German development minister Svenja Schulze is travelling to the World Bank Group’s spring meetings in Washington with a clear mission: G7 and donor countries should form a food security alliance to tackle the global food crisis. EURACTIV Germany reports.

On Wednesday (20 April), Schulze said she wants to achieve “stronger coordination of the G7 and other donors and international organisations in the fight against the food crisis” at the conference, which is set to start on Thursday.

The proposal has already been presented to the G7, of which Germany currently holds the presidency. Now, the minister wants to lobby for international support in Washington.

Food prices have hit record highs since war broke out in Ukraine, one of the world’s most important wheat exporters and a major supplier for the UN World Food Programme. Export-dependent countries in Asia and Africa have been hit the hardest.

“We feel it here in Germany in our wallets, but in other parts of the world it is now a matter of securing livelihoods,” the Social Democrat minister added.

According to Schulze’s proposal, the global alliance should help coordinate aid offers from donor countries and adapt them to the needs of those affected by the crisis.
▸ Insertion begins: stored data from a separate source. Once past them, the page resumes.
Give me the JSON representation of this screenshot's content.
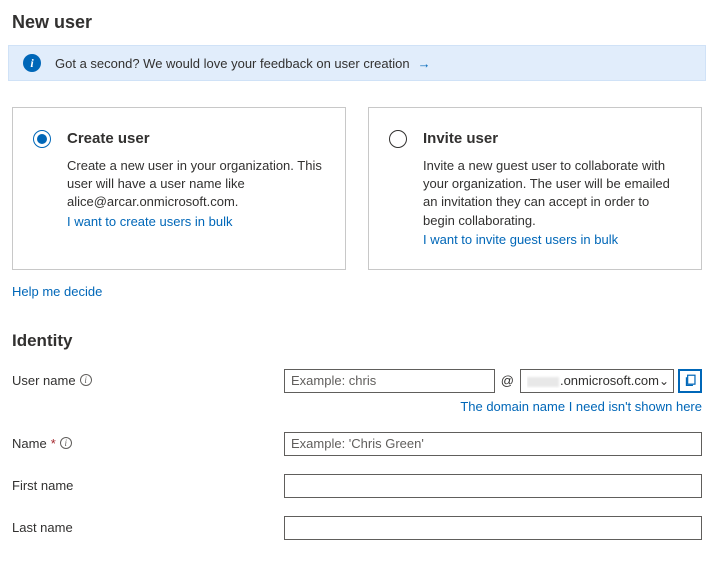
{
  "pageTitle": "New user",
  "feedback": {
    "text": "Got a second? We would love your feedback on user creation",
    "arrow": "→"
  },
  "cards": {
    "create": {
      "title": "Create user",
      "desc": "Create a new user in your organization. This user will have a user name like alice@arcar.onmicrosoft.com.",
      "link": "I want to create users in bulk"
    },
    "invite": {
      "title": "Invite user",
      "desc": "Invite a new guest user to collaborate with your organization. The user will be emailed an invitation they can accept in order to begin collaborating.",
      "link": "I want to invite guest users in bulk"
    }
  },
  "helpLink": "Help me decide",
  "section": "Identity",
  "labels": {
    "username": "User name",
    "name": "Name",
    "firstname": "First name",
    "lastname": "Last name"
  },
  "placeholders": {
    "username": "Example: chris",
    "name": "Example: 'Chris Green'"
  },
  "domain": {
    "suffix": ".onmicrosoft.com",
    "at": "@",
    "helpLink": "The domain name I need isn't shown here"
  }
}
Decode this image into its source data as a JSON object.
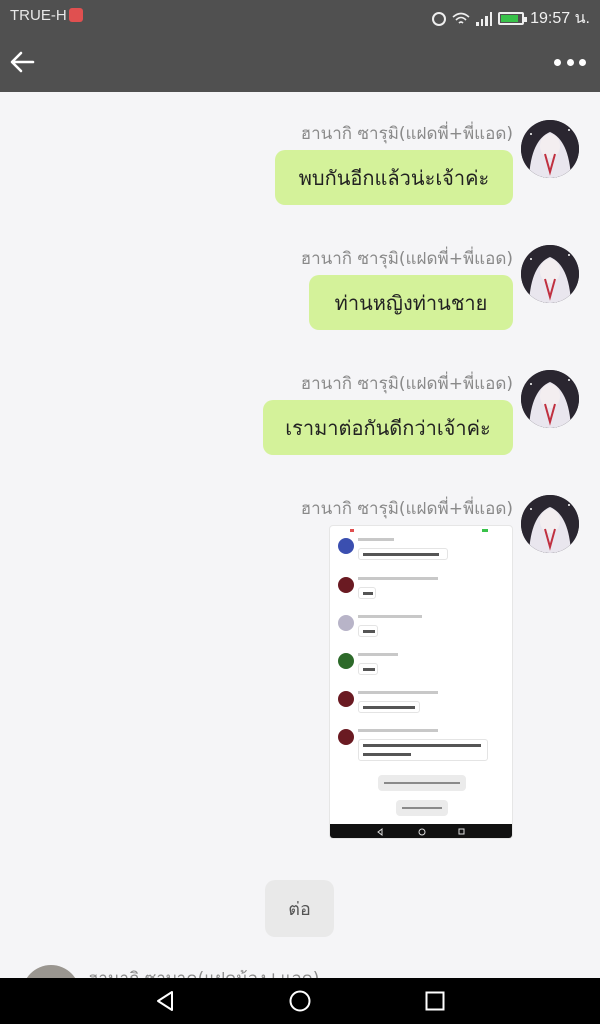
{
  "status_bar": {
    "carrier": "TRUE-H",
    "time": "19:57 น.",
    "icons": [
      "alarm-icon",
      "wifi-icon",
      "signal-icon",
      "battery-icon"
    ],
    "battery_color": "#39c24a"
  },
  "app_bar": {
    "back_icon": "arrow-left-icon",
    "menu_icon": "more-horizontal-icon",
    "background": "#505050"
  },
  "messages": [
    {
      "sender": "ฮานากิ ซารุมิ(แฝดพี่+พี่แอด)",
      "text": "พบกันอีกแล้วน่ะเจ้าค่ะ"
    },
    {
      "sender": "ฮานากิ ซารุมิ(แฝดพี่+พี่แอด)",
      "text": "ท่านหญิงท่านชาย"
    },
    {
      "sender": "ฮานากิ ซารุมิ(แฝดพี่+พี่แอด)",
      "text": "เรามาต่อกันดีกว่าเจ้าค่ะ"
    },
    {
      "sender": "ฮานากิ ซารุมิ(แฝดพี่+พี่แอด)",
      "text": ""
    }
  ],
  "bubble_color": "#d4f29a",
  "system_message": "ต่อ",
  "partial_message": {
    "sender": "ฮานากิ ซาบาค(แฝดน้อง+แอด)"
  },
  "nav_bar": {
    "icons": [
      "back-triangle-icon",
      "home-circle-icon",
      "recents-square-icon"
    ]
  }
}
There is already a “great willingness to help” on the part of many countries – Germany has pledged €430 million in addition to the planned development budget. However, it is “important for developing countries that donors and organisations act quickly and with foresight in a coordinated manner,” Schulze said.

Lessons from COVAX

However, administrative structures in less developed countries are almost non-existent – meaning it is often not possible to coordinate aid among many different partners.

In practice, the new alliance is to be modelled on the international COVAX initiative, which was launched during the COVID-19 pandemic to ensure equal access to vaccines worldwide.
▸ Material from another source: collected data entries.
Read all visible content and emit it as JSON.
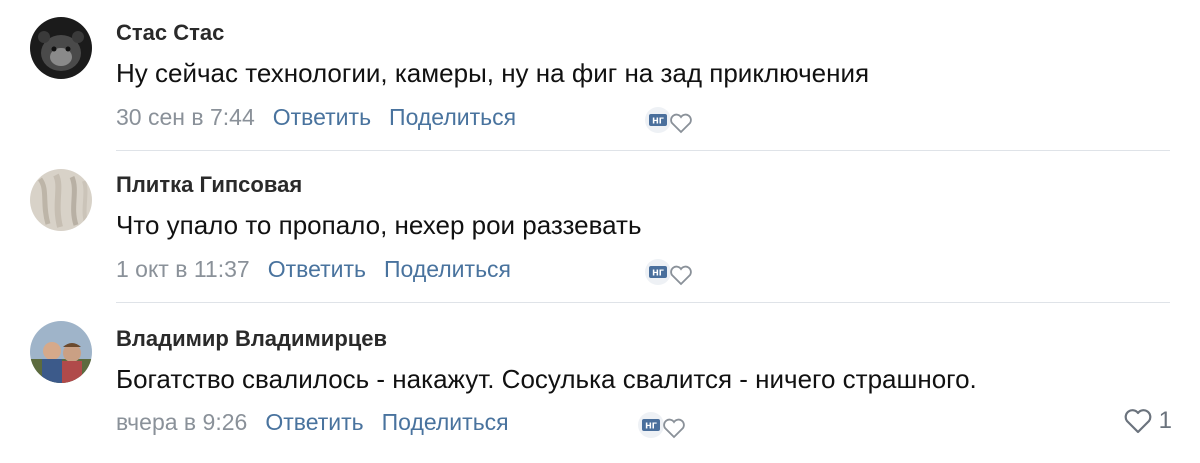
{
  "comments": [
    {
      "author": "Стас Стас",
      "text": "Ну сейчас технологии, камеры, ну на фиг на зад приключения",
      "date": "30 сен в 7:44",
      "reply_label": "Ответить",
      "share_label": "Поделиться"
    },
    {
      "author": "Плитка Гипсовая",
      "text": "Что упало то пропало, нехер рои раззевать",
      "date": "1 окт в 11:37",
      "reply_label": "Ответить",
      "share_label": "Поделиться"
    },
    {
      "author": "Владимир Владимирцев",
      "text": "Богатство свалилось - накажут. Сосулька свалится - ничего страшного.",
      "date": "вчера в 9:26",
      "reply_label": "Ответить",
      "share_label": "Поделиться",
      "like_count": "1"
    }
  ],
  "reaction_badge_text": "НГ",
  "colors": {
    "link": "#49739e",
    "date": "#8a9199",
    "divider": "#dfe3e8",
    "badge": "#4a6f9c"
  }
}
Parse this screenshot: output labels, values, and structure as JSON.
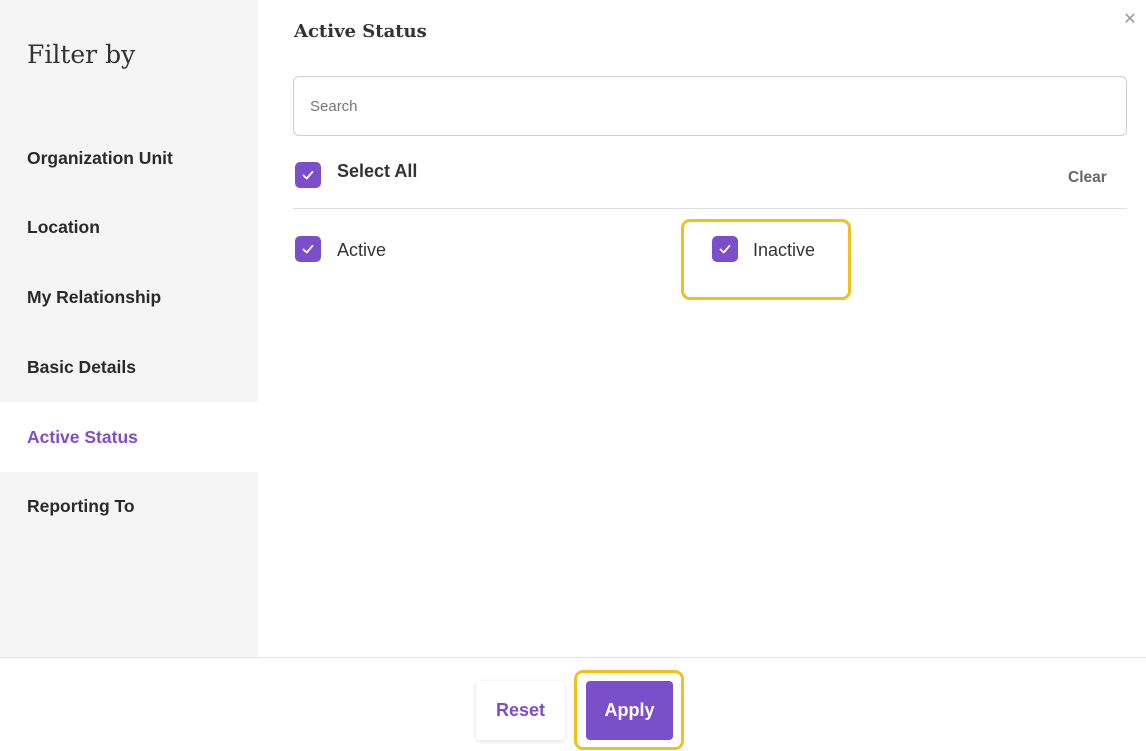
{
  "sidebar": {
    "title": "Filter by",
    "items": [
      {
        "label": "Organization Unit"
      },
      {
        "label": "Location"
      },
      {
        "label": "My Relationship"
      },
      {
        "label": "Basic Details"
      },
      {
        "label": "Active Status",
        "active": true
      },
      {
        "label": "Reporting To"
      }
    ]
  },
  "panel": {
    "title": "Active Status",
    "search_placeholder": "Search",
    "select_all_label": "Select All",
    "select_all_checked": true,
    "clear_label": "Clear",
    "options": [
      {
        "label": "Active",
        "checked": true
      },
      {
        "label": "Inactive",
        "checked": true
      }
    ]
  },
  "footer": {
    "reset_label": "Reset",
    "apply_label": "Apply"
  },
  "colors": {
    "accent": "#7b4fc9",
    "highlight": "#f2c01e",
    "sidebar_bg": "#f5f5f5"
  },
  "icons": {
    "close": "close-icon",
    "check": "check-icon"
  }
}
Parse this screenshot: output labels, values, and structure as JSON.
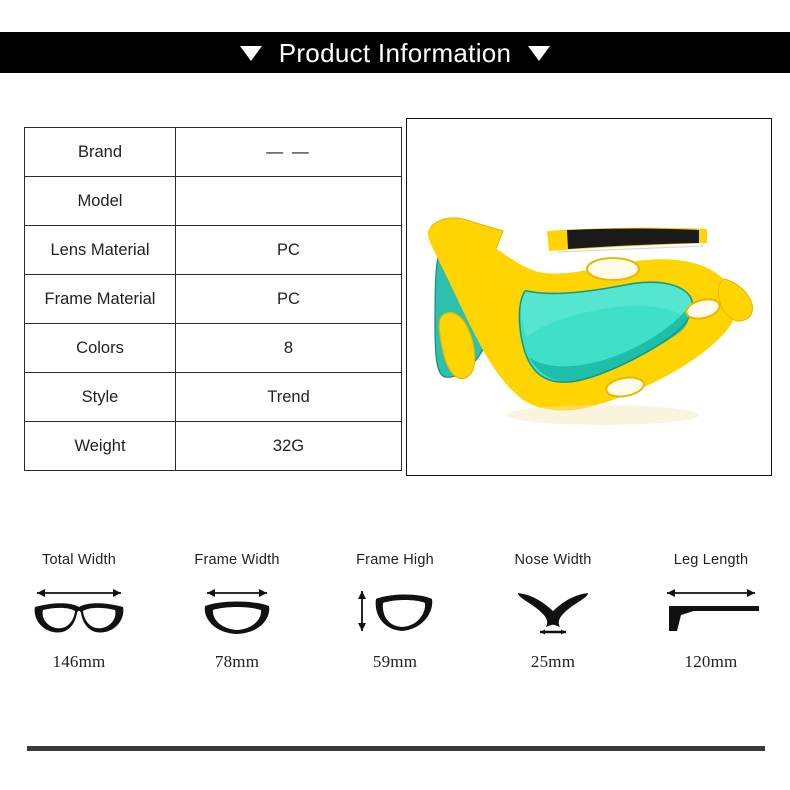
{
  "header": {
    "title": "Product Information",
    "left_marker": "triangle-down",
    "right_marker": "triangle-down",
    "background_color": "#000000",
    "text_color": "#ffffff"
  },
  "spec_table": {
    "rows": [
      {
        "label": "Brand",
        "value": "— —"
      },
      {
        "label": "Model",
        "value": ""
      },
      {
        "label": "Lens Material",
        "value": "PC"
      },
      {
        "label": "Frame Material",
        "value": "PC"
      },
      {
        "label": "Colors",
        "value": "8"
      },
      {
        "label": "Style",
        "value": "Trend"
      },
      {
        "label": "Weight",
        "value": "32G"
      }
    ]
  },
  "product_image": {
    "alt": "yellow-sport-sunglasses-with-turquoise-mirrored-lens",
    "frame_color": "#FFD400",
    "frame_shadow_color": "#E8B400",
    "lens_color": "#3FE0C8",
    "lens_edge_color": "#12B9A6",
    "tip_color": "#1a1a1a",
    "background_color": "#ffffff"
  },
  "measurements": [
    {
      "title": "Total Width",
      "value": "146mm",
      "icon": "full-frame-horizontal-arrow-icon"
    },
    {
      "title": "Frame Width",
      "value": "78mm",
      "icon": "single-lens-horizontal-arrow-icon"
    },
    {
      "title": "Frame High",
      "value": "59mm",
      "icon": "single-lens-vertical-arrow-icon"
    },
    {
      "title": "Nose Width",
      "value": "25mm",
      "icon": "nose-bridge-arrow-icon"
    },
    {
      "title": "Leg Length",
      "value": "120mm",
      "icon": "temple-arm-horizontal-arrow-icon"
    }
  ],
  "footer": {
    "rule_color": "#3b3b3b"
  }
}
“What we learned there, we should as a global community now transfer to the effort against the looming food crisis,” said Schulze, adding that the alliance should be open to national governments and organisations like foundations and the private sector.

Similar to the global COVAX campaign, she said the platform should also focus on short-term crisis aid in the supply of food and support affected countries in the long term in building up their own resilient production capacities – in this case, food systems.
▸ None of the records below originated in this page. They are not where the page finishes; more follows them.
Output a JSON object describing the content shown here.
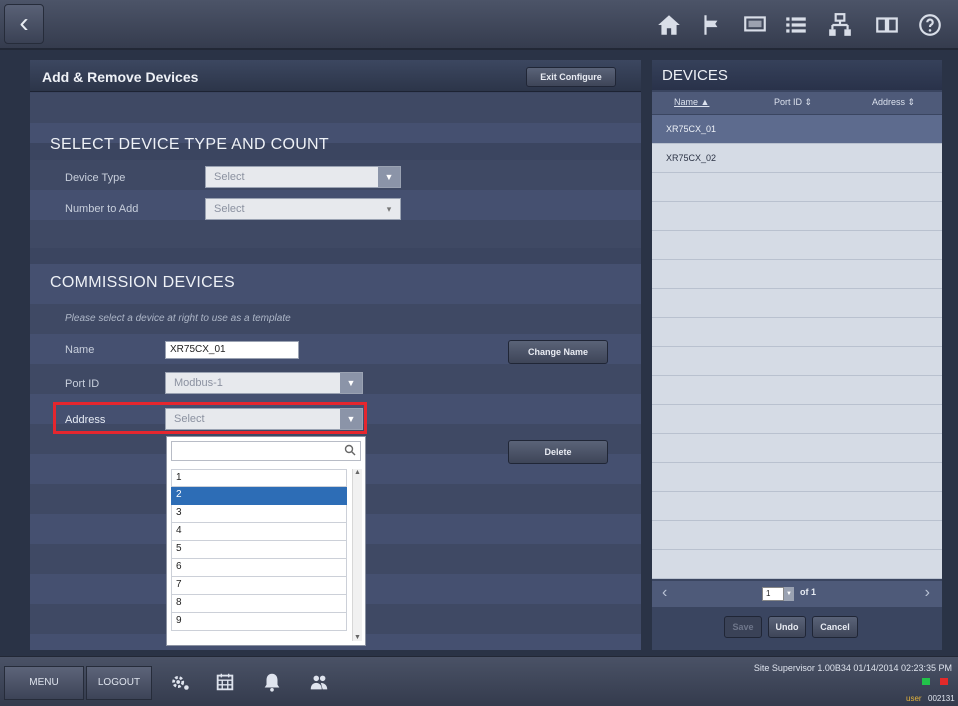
{
  "topbar": {
    "back_icon": "chevron-left-icon",
    "icons": [
      "home-icon",
      "flag-icon",
      "display-icon",
      "list-icon",
      "network-icon",
      "book-icon",
      "help-icon"
    ]
  },
  "left_panel": {
    "title": "Add & Remove Devices",
    "exit_button": "Exit Configure",
    "select_section": {
      "title": "SELECT DEVICE TYPE AND COUNT",
      "device_type_label": "Device Type",
      "device_type_value": "Select",
      "number_label": "Number to Add",
      "number_value": "Select"
    },
    "commission_section": {
      "title": "COMMISSION DEVICES",
      "hint": "Please select a device at right to use as a template",
      "name_label": "Name",
      "name_value": "XR75CX_01",
      "change_name_button": "Change Name",
      "port_label": "Port ID",
      "port_value": "Modbus-1",
      "address_label": "Address",
      "address_value": "Select",
      "delete_button": "Delete"
    },
    "address_dropdown": {
      "search_value": "",
      "options": [
        "1",
        "2",
        "3",
        "4",
        "5",
        "6",
        "7",
        "8",
        "9"
      ],
      "selected": "2"
    }
  },
  "right_panel": {
    "title": "DEVICES",
    "columns": [
      "Name",
      "Port ID",
      "Address"
    ],
    "rows": [
      {
        "name": "XR75CX_01"
      },
      {
        "name": "XR75CX_02"
      },
      {
        "name": ""
      },
      {
        "name": ""
      },
      {
        "name": ""
      },
      {
        "name": ""
      },
      {
        "name": ""
      },
      {
        "name": ""
      },
      {
        "name": ""
      },
      {
        "name": ""
      },
      {
        "name": ""
      },
      {
        "name": ""
      },
      {
        "name": ""
      },
      {
        "name": ""
      },
      {
        "name": ""
      },
      {
        "name": ""
      }
    ],
    "pager": {
      "page": "1",
      "of_label": "of 1"
    },
    "save_button": "Save",
    "undo_button": "Undo",
    "cancel_button": "Cancel"
  },
  "bottom_bar": {
    "menu_button": "MENU",
    "logout_button": "LOGOUT",
    "icons": [
      "settings-icon",
      "calendar-icon",
      "alarm-bell-icon",
      "users-icon"
    ],
    "status_text": "Site Supervisor 1.00B34 01/14/2014 02:23:35 PM",
    "user_label": "user",
    "user_id": "002131"
  }
}
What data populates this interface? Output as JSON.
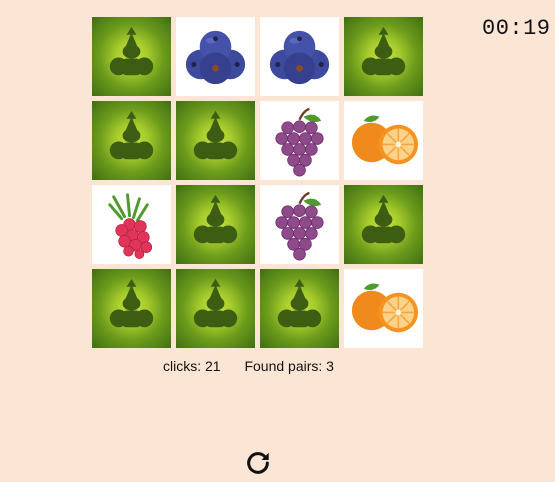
{
  "game": {
    "timer": "00:19",
    "card_back_icon": "fruit-silhouette-icon",
    "grid": [
      [
        "back",
        "blueberry",
        "blueberry",
        "back"
      ],
      [
        "back",
        "back",
        "grapes",
        "orange"
      ],
      [
        "raspberry",
        "back",
        "grapes",
        "back"
      ],
      [
        "back",
        "back",
        "back",
        "orange"
      ]
    ]
  },
  "stats": {
    "clicks_label": "clicks: 21",
    "pairs_label": "Found pairs: 3"
  },
  "controls": {
    "reset_icon": "refresh-icon"
  }
}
Thus, beyond mitigating the now-looming hunger crisis, the aim is also to “ensure that we don’t have hunger crises every year, but build structures that are more resilient.”

But the handling of the COVID-19 pandemic cannot only serve as a model for building an international alliance of supporters. It also shows where the international willingness to provide aid could be hampered: as with the distribution of vaccines, the global supply of food is threatened by the fact that individual countries are hoarding stocks.

Fighting the information war

“We know that China currently has half of the world’s stocks [of wheat],” Schulze said. It is now crucial to keep cross-border trade going and avoid export freezes, she added, as discussions in Europe over such freezes have intensified, with Hungary and Serbia, for example, having temporarily limited grain exports.

In addition to the initiative for a global alliance, Schulze also announced that she will visit Lebanon and Ethiopia after her return from Washington on Sunday.

“Lebanon is almost completely dependent on Ukrainian wheat supplies and was already very vulnerable,” she said. In Ethiopia, too, she said, the Ukraine war was exacerbating an already existing hunger crisis.

In Addis Ababa, Schulze also plans to visit the headquarters of the African Union. Dialogue with governments of the global South is particularly important “in these confrontational times”, she stressed – also to counter targeted disinformation by Russia.

“If the other side spreads the word that the West is to blame for hunger with its sanctions, then we must counter this and say clearly in direct dialogue: Russia’s war of aggression is to blame,” the German development minister also said.